The more loans sold, the more could be used to back more loans. The credit standards were lowered to sell more paper (something that the loan sharks helped considerably with). Buyers were primarily pension funds, insurance companies and hedge funds. U.S. and Japanese managers leveraged their bets by buying CDOs with borrowed money on low interest rates. Then credit-agencies (relying on the models developed by the above-mentioned technicians), claiming that these loans would rarely default, used CDOs as collateral to borrow more funds. If you followed me through the loop, that’s 3 stages of borrowed money further buying on borrowed money.

That is how the credit risk moved from the banks, where it was regulated, to places so obscure it was even difficult to observe. In the mean time, it made sense to money managers that if these “assets” (purchased with borrowed money) rose in value, they should borrow more money against the same asset to buy even more in order to maximize returns.

The Problem

These triple-borrowed and inflated assets were then used to back commercial paper.

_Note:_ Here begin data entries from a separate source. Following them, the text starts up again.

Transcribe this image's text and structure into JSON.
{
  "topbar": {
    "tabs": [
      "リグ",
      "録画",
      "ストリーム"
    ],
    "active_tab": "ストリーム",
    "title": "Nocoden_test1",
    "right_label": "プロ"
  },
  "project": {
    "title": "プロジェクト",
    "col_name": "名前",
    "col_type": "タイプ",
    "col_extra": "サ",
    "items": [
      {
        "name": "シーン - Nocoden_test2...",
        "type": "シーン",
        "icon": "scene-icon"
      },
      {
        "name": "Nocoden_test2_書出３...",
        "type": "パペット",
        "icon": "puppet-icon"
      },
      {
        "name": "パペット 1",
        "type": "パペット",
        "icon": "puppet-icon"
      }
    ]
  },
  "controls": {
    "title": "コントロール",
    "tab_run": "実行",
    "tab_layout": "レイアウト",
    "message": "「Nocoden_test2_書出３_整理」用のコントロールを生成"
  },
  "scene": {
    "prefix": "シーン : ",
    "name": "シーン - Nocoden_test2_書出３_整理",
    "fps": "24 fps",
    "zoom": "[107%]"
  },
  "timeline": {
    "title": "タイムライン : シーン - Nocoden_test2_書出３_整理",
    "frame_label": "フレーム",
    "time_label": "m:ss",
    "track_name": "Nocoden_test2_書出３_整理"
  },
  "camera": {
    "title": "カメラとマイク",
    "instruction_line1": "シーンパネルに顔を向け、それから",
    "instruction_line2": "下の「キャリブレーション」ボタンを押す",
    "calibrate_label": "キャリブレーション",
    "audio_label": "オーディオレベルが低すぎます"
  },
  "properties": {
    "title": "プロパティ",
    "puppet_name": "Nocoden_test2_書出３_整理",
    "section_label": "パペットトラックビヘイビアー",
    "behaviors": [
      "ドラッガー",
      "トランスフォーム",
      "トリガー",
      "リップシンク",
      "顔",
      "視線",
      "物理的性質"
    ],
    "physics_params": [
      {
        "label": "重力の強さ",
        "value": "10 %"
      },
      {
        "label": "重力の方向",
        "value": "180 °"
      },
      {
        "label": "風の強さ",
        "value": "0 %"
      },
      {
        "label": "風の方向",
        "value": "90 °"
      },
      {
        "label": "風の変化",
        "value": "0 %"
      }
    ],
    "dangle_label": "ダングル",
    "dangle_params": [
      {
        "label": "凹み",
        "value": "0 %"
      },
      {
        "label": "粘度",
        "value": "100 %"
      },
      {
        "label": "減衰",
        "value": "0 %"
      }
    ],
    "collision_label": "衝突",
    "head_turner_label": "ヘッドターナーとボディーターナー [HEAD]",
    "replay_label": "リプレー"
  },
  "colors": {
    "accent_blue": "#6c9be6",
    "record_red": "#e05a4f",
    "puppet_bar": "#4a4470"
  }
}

According to several international credit experts, up to 55% of the $2.3 trillion of commercial paper in the U.S. market is currently asset-backed; 50% of that in mortgages.

To sum up, $1 real dollar has been leveraged to support $25-30 dollars of loans. These repeated rounds of loans that were financed in spite of decreasing presence of assets to back them up led to current world economy in which derivatives outstanding stand at $516 trillion (2007 figures) or roughly 8.6 times the global GDP of $60 trillion.

Leverage increases losses just as it increases gains. Attempts to sell “stuff” to fulfill the loan-to-value (LTV) contracts will be desperate and fruitless. This is the reason why banks would’ve liked to stop clients from selling their derivatives at a discount. It would require marking down the value of all the assets in the debt chain, leading to margin calls on customers who already had very little cash.

More troubling, according to experts like Satyajit Das, is that recent gains in the stock market were underwritten by CDO-type instruments (aka structured finance; these include private-equity takeovers, leveraged buyouts and corporate stock buybacks). Now with the structured finance market unwinding, the support for equities will disappear, and many recent deals that depended on the easy availability of money will probably go bust as well.

Conclusion

Before we look to the U.S. Federal Reserve to help prevent a disaster by lowering interest rates dramatically, or look to the U.S. Government to come up with another economically-crippling support package that is dependent on lowering the interest rate, we should think of the lessons we learned from Japan. Interest rates were not the problem then and are not the problem now. Low interests rates might ease the pain, but they are not the solution. The longer banks insist on keeping bad loans on the books the more debilitating it will be to the U.S. economy. Government-proposed solutions should focus not on the interest rates but on the fact that the disillusioned buyers are, step-by-step, refuse to utilize the new model of risk transfer with its associated leverage and other risks.